The experiment compared the performance of multiple models:
| Model | Test R² | Test MAE (µm) | Test RMSE (µm) | Monotonicity Guarantee |
|------|---------|---------------|----------------|-----------|
| XGBoost (with cutting length) | 0.922 |12.89 |17.49 | Post-processing only |
| Monotonic NN (Softplus, no phase) |0.864 |18.51 |22.87 | Architecture-level |
| **Phase-aware NN (this project)** |**0.864** |**18.51** |**22.88** |**Architecture-level** |

Analysis: Tree models (e.g., XGBoost) have higher accuracy, but the model of this project ensures physical consistency through architecture-level design without post-processing; the phase-aware loss currently has limited effect but reserves space for future expansion.

## Engineering Implementation Highlights and Application Scenarios

**Engineering Highlights**:
- Modular design: signal_processing.py can be reused independently;
- Flexible data partitioning: supports partitioning by tool sample, coating system, and experiment batch;
- Interpretability: integrates SHAP analysis for feature importance;
- Experiment tracking: automatically generates prediction results, hyperparameters, training curves, etc.

**Application Scenarios**: Intelligent tool management (predicting remaining life), machining parameter optimization, quality control (abnormal wear warning).
**Expansion Directions**: Adaptation to multiple tool types, online learning, uncertainty quantification, digital twin integration.

## Project Value and Methodological Insights

This project demonstrates the successful application of physics-informed machine learning in industrial predictive maintenance.
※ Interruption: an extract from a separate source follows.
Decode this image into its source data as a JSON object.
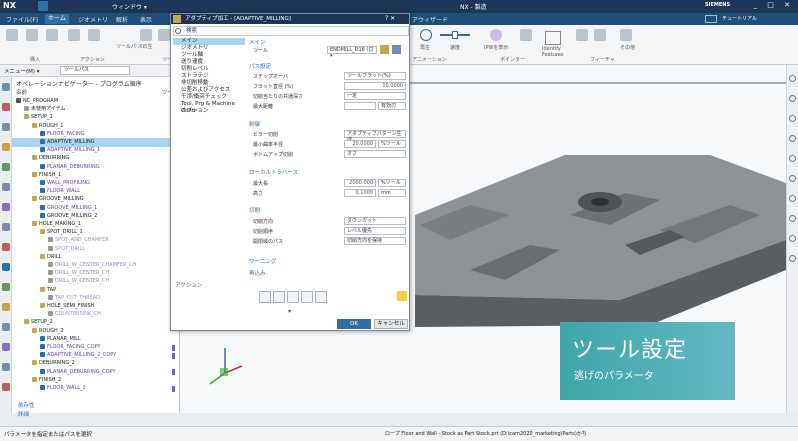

The core methodological values include:
1. Embedding physical laws (monotonicity) into the model architecture to achieve end-to-end training;
2. Reconstructing the problem as incremental prediction to reduce learning difficulty and maintain interpretability;
3. Balancing accuracy and physical rationality to meet industrial application needs.
In the context of intelligent manufacturing, such physics-aware models will play an important role in smart factories and provide a reference paradigm for time-series prediction problems.